Student Use of an LLM Incrementally Fine-tuned to behave like a Teaching Assistant in Business and Marketing
Institution: Dublin City University
Discipline: Data Analytics
Authors: Alan Smeaton
GenAI tool(s) used: Chatbot created for purpose
Situation / Context
One hundred and forty-three undergraduate students of business and marketing took a module on data analytics and visualisation in early 2024 which covered technical topics including linear regression, significance testing, correlation, p-values, etc. A conversational virtual teaching assistant TA, a chatbot, was created and made available to students anonymously, so there was no tracking of student identity, though the questions they asked, and the replies generated were logged. The virtual TA was hosted on a third-party platform, agenthiost.ai, which acted as an intermediary between students and an underlying large language model (LLM).
Task / Goal
The aim of this work was to provide an always-available virtual TA and to contribute to the constructivist rather than the instructivist approach to student learning. Students in this course are already able to form their own learning based on interacting with a knowledgeable, reliable, though not always available teaching assistant or lecturer. The virtual TA allows them to ask the questions they would not ask the TA or lecturer directly and to do so in confidence because of the anonymity of the interaction, and at a time that suits them.
Actions / Implementation
The virtual TA was created using an off-the-shelf LLM (GPT 3.5), which was incrementally fine-tuned each week of the semester on that week’s new course materials, including slides, reading materials, transcripts from recommended YouTube videos, text from recommended web pages, assignments, and automatically generated transcripts of recordings of lectures. The audio recordings of lectures included all 150,000 words spoken during 20 hours of face-to-face lectures. This meant that each week the virtual TA would improve its knowledge of the course but would not give answers to questions using materials which had not yet been covered in class.

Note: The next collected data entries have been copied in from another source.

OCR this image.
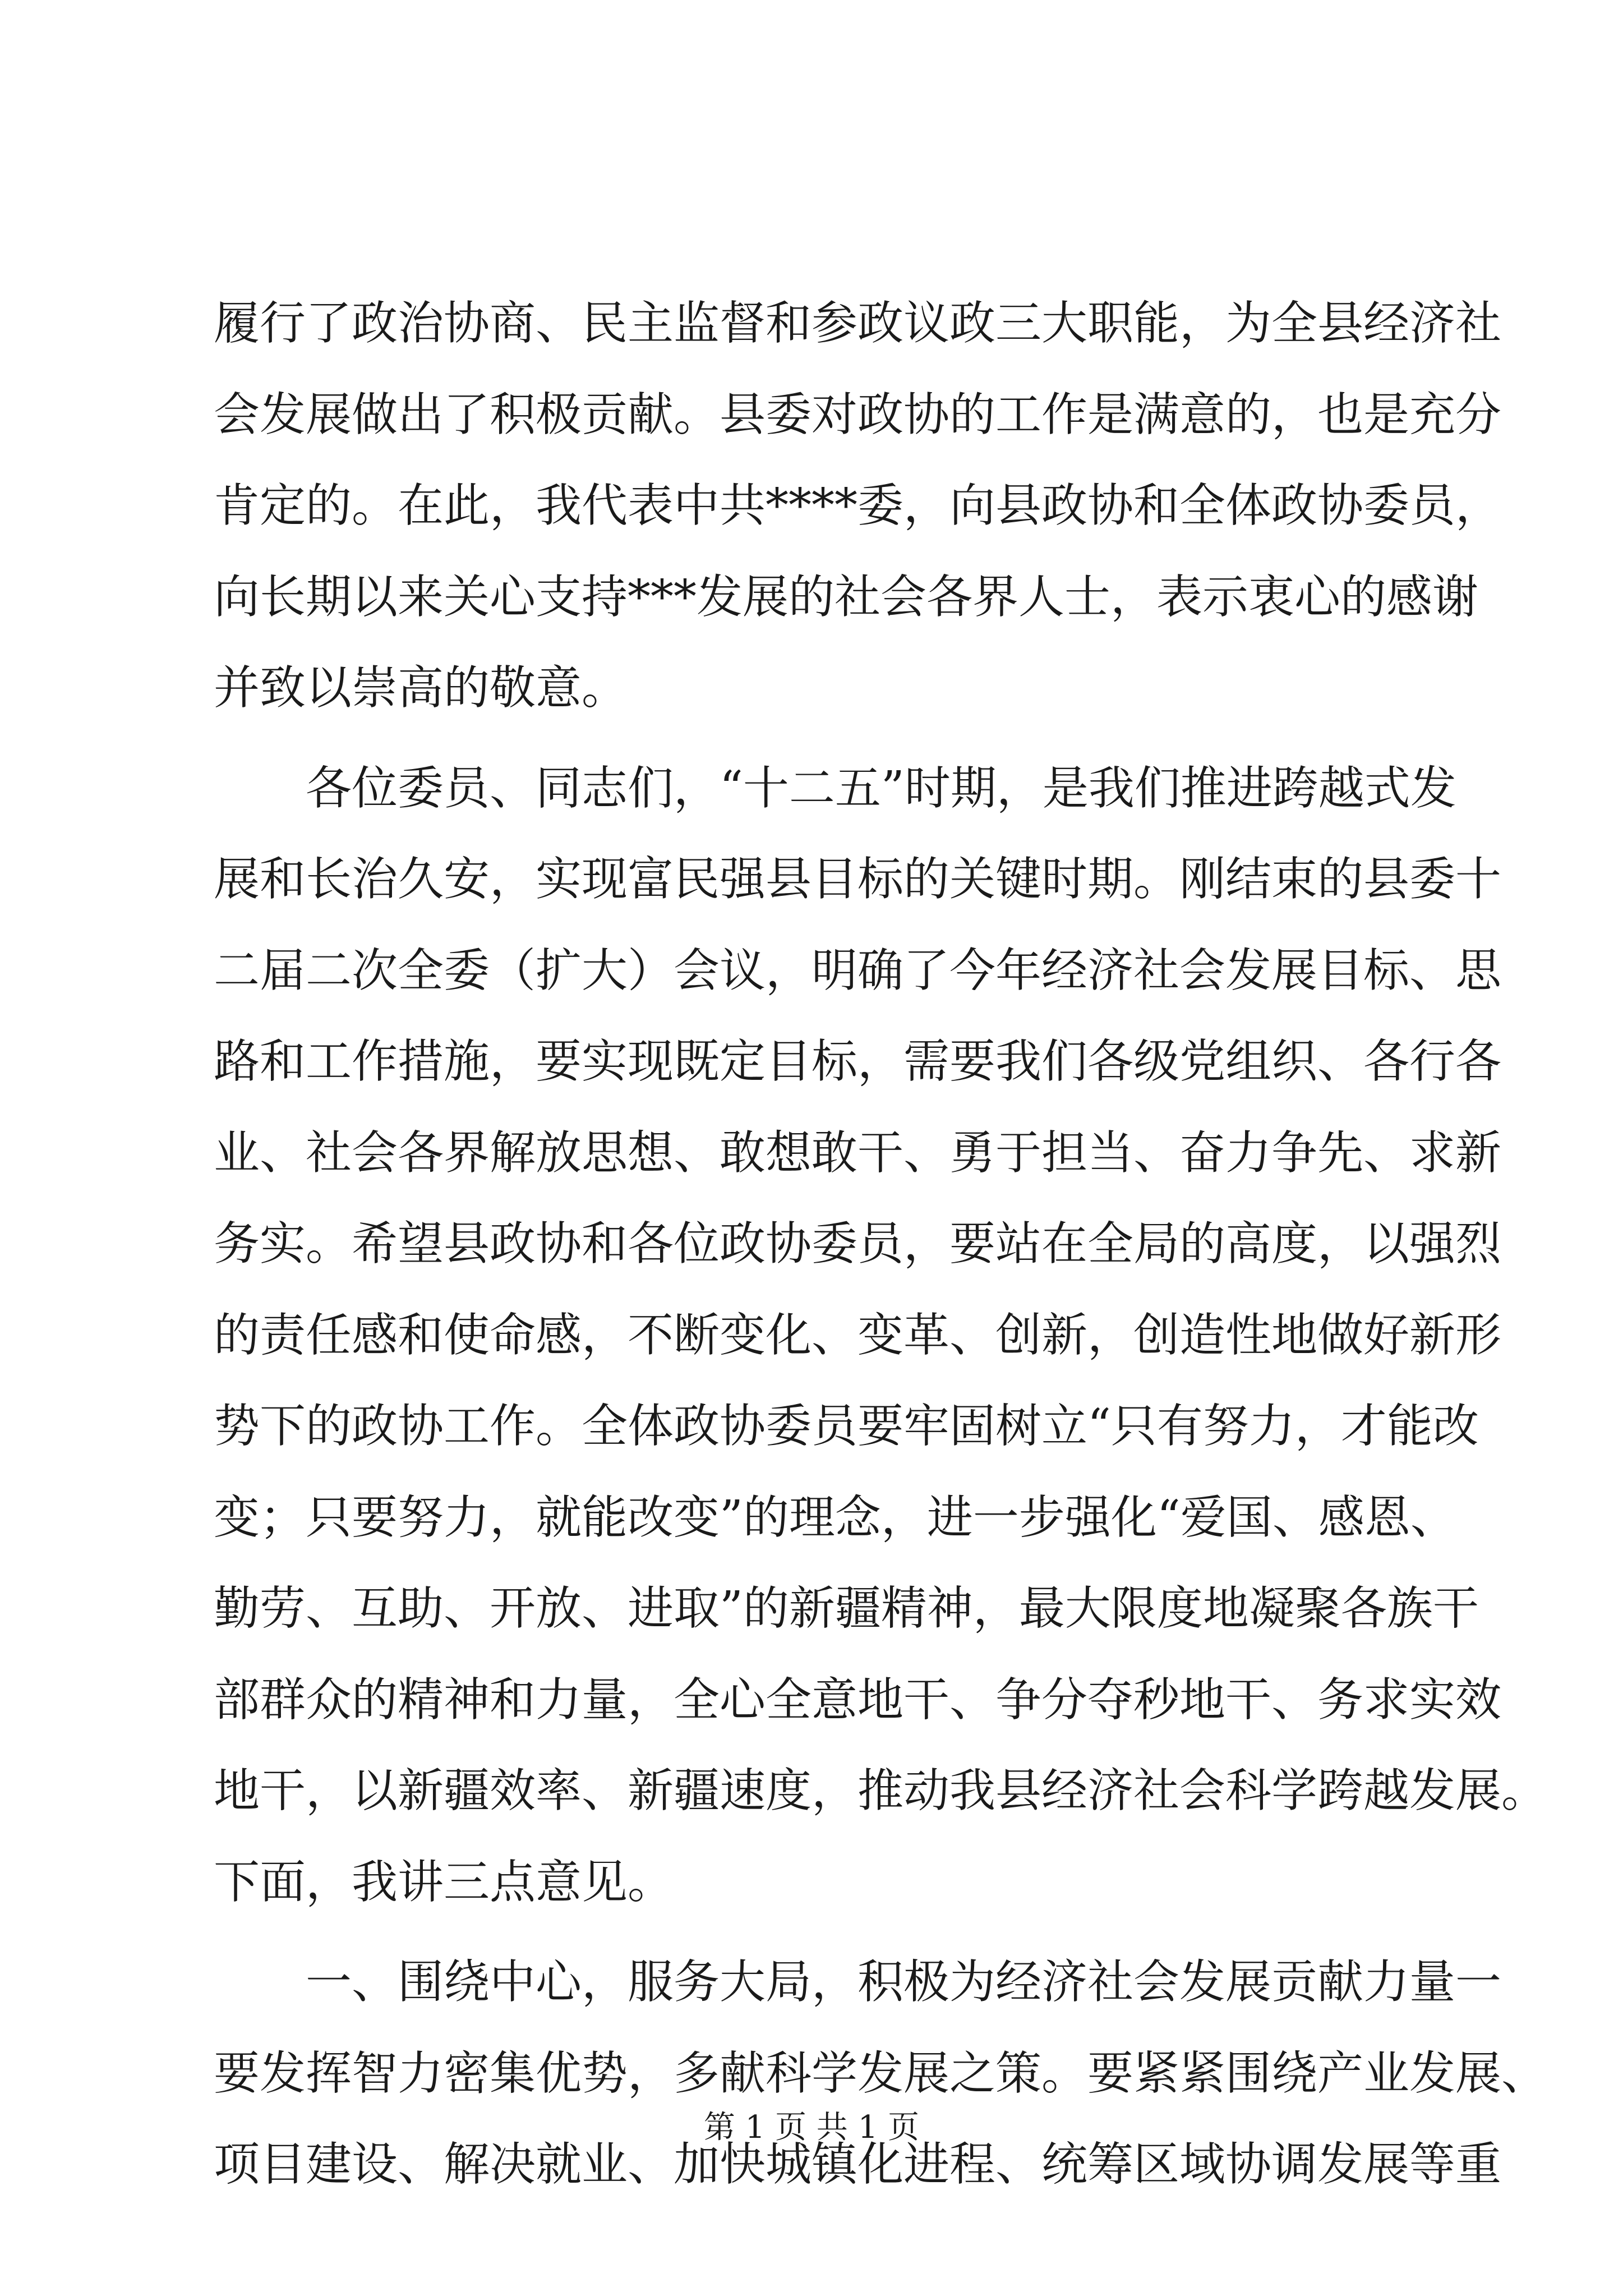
履行了政治协商、民主监督和参政议政三大职能，为全县经济社
会发展做出了积极贡献。县委对政协的工作是满意的，也是充分
肯定的。在此，我代表中共****委，向县政协和全体政协委员，
向长期以来关心支持***发展的社会各界人士，表示衷心的感谢
并致以崇高的敬意。
各位委员、同志们，“十二五”时期，是我们推进跨越式发
展和长治久安，实现富民强县目标的关键时期。刚结束的县委十
二届二次全委（扩大）会议，明确了今年经济社会发展目标、思
路和工作措施，要实现既定目标，需要我们各级党组织、各行各
业、社会各界解放思想、敢想敢干、勇于担当、奋力争先、求新
务实。希望县政协和各位政协委员，要站在全局的高度，以强烈
的责任感和使命感，不断变化、变革、创新，创造性地做好新形
势下的政协工作。全体政协委员要牢固树立“只有努力，才能改
变；只要努力，就能改变”的理念，进一步强化“爱国、感恩、
勤劳、互助、开放、进取”的新疆精神，最大限度地凝聚各族干
部群众的精神和力量，全心全意地干、争分夺秒地干、务求实效
地干，以新疆效率、新疆速度，推动我县经济社会科学跨越发展。
下面，我讲三点意见。
一、围绕中心，服务大局，积极为经济社会发展贡献力量一
要发挥智力密集优势，多献科学发展之策。要紧紧围绕产业发展、
项目建设、解决就业、加快城镇化进程、统筹区域协调发展等重
第 1 页 共 1 页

The virtual TA was prompt engineered to stay within the scope of the fine-tuned materials only and not to answer questions from outside the course. The temperature for the LLM temperature, which is a parameter in the range 0 to 1, which controls the amount of randomness or creativity in the model’s response, was set to 0, thus practically eliminating hallucinations. The environment in which the virtual TA was presented had many warnings for students about what it knows and does not know.
Students were advised to always refer to the lecture and other course materials, and not to depend on the virtual TA.
Outcomes
During the semester and up to the day of the final written exam, 2,787 questions were asked by students and an analysis of a sample of 700 of these found that all were answered correctly from the course materials. In the 24 hours before the final exam, 730 questions were asked and answered.
An analysis of usage indicated that the virtual TA was used for understanding concepts, preparing for the exam and for assignments and that it helped students to ask questions they would not ask the lecturer. Students did not experience any technical issues when using the virtual (bar some issues with response time).
Reflections
We know that the concept of using GenAI has many positives and negatives, but the challenge is using the right form, configured in an appropriate way, and presented as part of a constructivist way of learning.
Some of the questions asked including requests for worked answers to exam questions which we did not anticipate. Students benefited from the initiative and the methodology can be scaled and replicated to other modules. However, the context of the module and its relevance and appropriateness for such an approach should always be considered. For future iterations of this, and we will be doing this for more than a half-dozen modules in the first semester of 2024/2025, we will include a basic introduction and overview of prompt engineering so all students can maximise their benefits from using the virtual TA.
Author Biography
Dr Alan Smeaton is a Professor of Computing at Dublin City University and a founding co-director of the Insight SFI Centre for Data Analytics. In 2021, he was awarded PFHEA status for his work on the development of pioneering and innovative uses of online resources for student learning over an extended period of time. In early 2024, he was appointed to the Government‘s Advisory Council on Artificial Intelligence.